Chez le nourrisson, l’atteinte cardiaque est souvent au premier plan. Elle nécessite une évaluation rapide par un cardiologue ou un cardiopédiatre afin de confirmer le diagnostic, d’évaluer le pronostic et d’orienter la stratégie thérapeutique, a ajouté Pr Dammene Debbih.

La spécialiste a également attiré l’attention sur un aspect encore insuffisamment connu : les complications vasculaires. “Même dans les formes infantiles, des anévrismes peuvent être observés et exposer les patients à un risque de complications hémorragiques, justifiant une surveillance spécifique“, a t-elle signalé. .

Des bénéfices démontrés sur la survie et la fonction cardiaque

Les données de suivi à long terme confirment l’efficacité de l’enzymothérapie substitutive a indiqué la conférencière en se basant sur les résultats d’atudes présentées qui  montrent “une amélioration de la survie, une récupération de la fonction cardiaque avec une augmentation de la fraction d’éjection et une meilleure préservation de la motricité globale. Malgré ces progrès, la maladie demeure sévère et certains décès continuent d’être rapportés.”

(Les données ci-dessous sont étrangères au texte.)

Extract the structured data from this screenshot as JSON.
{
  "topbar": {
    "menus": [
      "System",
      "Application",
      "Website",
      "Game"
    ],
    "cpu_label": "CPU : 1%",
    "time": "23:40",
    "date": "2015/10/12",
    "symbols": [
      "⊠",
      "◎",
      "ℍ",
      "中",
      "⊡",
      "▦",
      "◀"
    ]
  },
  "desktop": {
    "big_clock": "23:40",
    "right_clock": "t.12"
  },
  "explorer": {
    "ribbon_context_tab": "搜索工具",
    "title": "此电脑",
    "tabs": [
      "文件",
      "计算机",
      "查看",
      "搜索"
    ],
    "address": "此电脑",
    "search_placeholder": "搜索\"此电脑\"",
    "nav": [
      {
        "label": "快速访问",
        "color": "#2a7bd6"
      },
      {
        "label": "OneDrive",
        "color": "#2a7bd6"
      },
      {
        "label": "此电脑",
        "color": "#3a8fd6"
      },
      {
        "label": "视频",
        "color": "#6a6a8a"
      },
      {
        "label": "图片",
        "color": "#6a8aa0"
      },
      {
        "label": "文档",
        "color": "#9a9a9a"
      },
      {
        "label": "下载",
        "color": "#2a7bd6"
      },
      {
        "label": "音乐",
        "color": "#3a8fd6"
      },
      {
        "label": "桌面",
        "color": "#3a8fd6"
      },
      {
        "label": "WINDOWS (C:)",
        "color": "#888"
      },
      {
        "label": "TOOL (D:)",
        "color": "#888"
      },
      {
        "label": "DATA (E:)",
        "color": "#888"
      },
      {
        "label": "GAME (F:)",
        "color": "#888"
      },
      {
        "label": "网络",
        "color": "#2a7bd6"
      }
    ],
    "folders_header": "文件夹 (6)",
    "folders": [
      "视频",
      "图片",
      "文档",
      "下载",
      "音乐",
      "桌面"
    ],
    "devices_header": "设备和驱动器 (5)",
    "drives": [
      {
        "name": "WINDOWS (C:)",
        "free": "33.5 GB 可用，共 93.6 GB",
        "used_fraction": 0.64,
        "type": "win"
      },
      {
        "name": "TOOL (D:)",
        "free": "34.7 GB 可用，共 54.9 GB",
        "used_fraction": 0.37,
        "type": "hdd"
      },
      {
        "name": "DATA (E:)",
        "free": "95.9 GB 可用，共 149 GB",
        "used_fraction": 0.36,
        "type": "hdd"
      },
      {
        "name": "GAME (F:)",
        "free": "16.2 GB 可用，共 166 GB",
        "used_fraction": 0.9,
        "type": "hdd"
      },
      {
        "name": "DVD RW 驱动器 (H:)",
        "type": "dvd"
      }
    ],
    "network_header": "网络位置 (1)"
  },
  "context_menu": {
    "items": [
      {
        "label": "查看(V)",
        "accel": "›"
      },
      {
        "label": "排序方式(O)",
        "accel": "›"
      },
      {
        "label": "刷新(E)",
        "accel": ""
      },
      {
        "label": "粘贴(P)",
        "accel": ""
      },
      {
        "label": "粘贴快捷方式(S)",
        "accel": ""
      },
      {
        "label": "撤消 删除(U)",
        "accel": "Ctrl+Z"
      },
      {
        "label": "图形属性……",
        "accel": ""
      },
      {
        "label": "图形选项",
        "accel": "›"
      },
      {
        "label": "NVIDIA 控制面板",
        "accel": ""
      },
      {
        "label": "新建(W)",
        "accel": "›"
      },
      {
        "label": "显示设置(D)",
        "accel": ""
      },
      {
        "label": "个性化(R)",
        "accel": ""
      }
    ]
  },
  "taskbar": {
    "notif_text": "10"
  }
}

Une surveillance respiratoire au long cours

L’évaluation respiratoire constitue l’un des piliers de la prise en charge a d’emblée décalré Pr Laouar  spécialiste en PneumoPhtysiologie.

Elle recommande un protocole de surveillance structuré comprenant un dépistage précoce des troubles respiratoires du sommeil dès le diagnostic, un bilan respiratoire complet, une oxymétrie à six mois, puis un suivi annuel complété, si nécessaire, par des explorations fonctionnelles plus spécialisées.

Cette surveillance permet d’adapter la prise en charge, d’évaluer la réponse au traitement et de détecter précocement d’éventuelles complications ou une diminution de l’efficacité thérapeutique, notamment en cas de développement d’anticorps“, a t-elle expliqué.

Une approche multidisciplinaire indispensable

Les spécilistes ont souligné que  prise en charge de la maladie de Pompe dépasse largement le seul traitement enzymatique. Elle mobilise une équipe multidisciplinaire associant généticiens, neuropédiatres, pneumologues, cardiologues, médecins de médecine physique et de réadaptation, kinésithérapeutes et autres professionnels de santé.

Cette coordination est essentielle pour préserver l’autonomie des patients, prévenir les complications et améliorer leur qualité de vie.

Une mobilisation indispensable pour réduire l’errance diagnostique

Malgré les progrès thérapeutiques, les spécialistes estiment que l’errance diagnostique demeure le principal obstacle à une prise en charge optimale. Ils appellent à renforcer la sensibilisation des pédiatres, neurologues, cardiologues, pneumologues et médecins de première ligne afin d’identifier plus rapidement les signes évocateurs de cette maladie rare.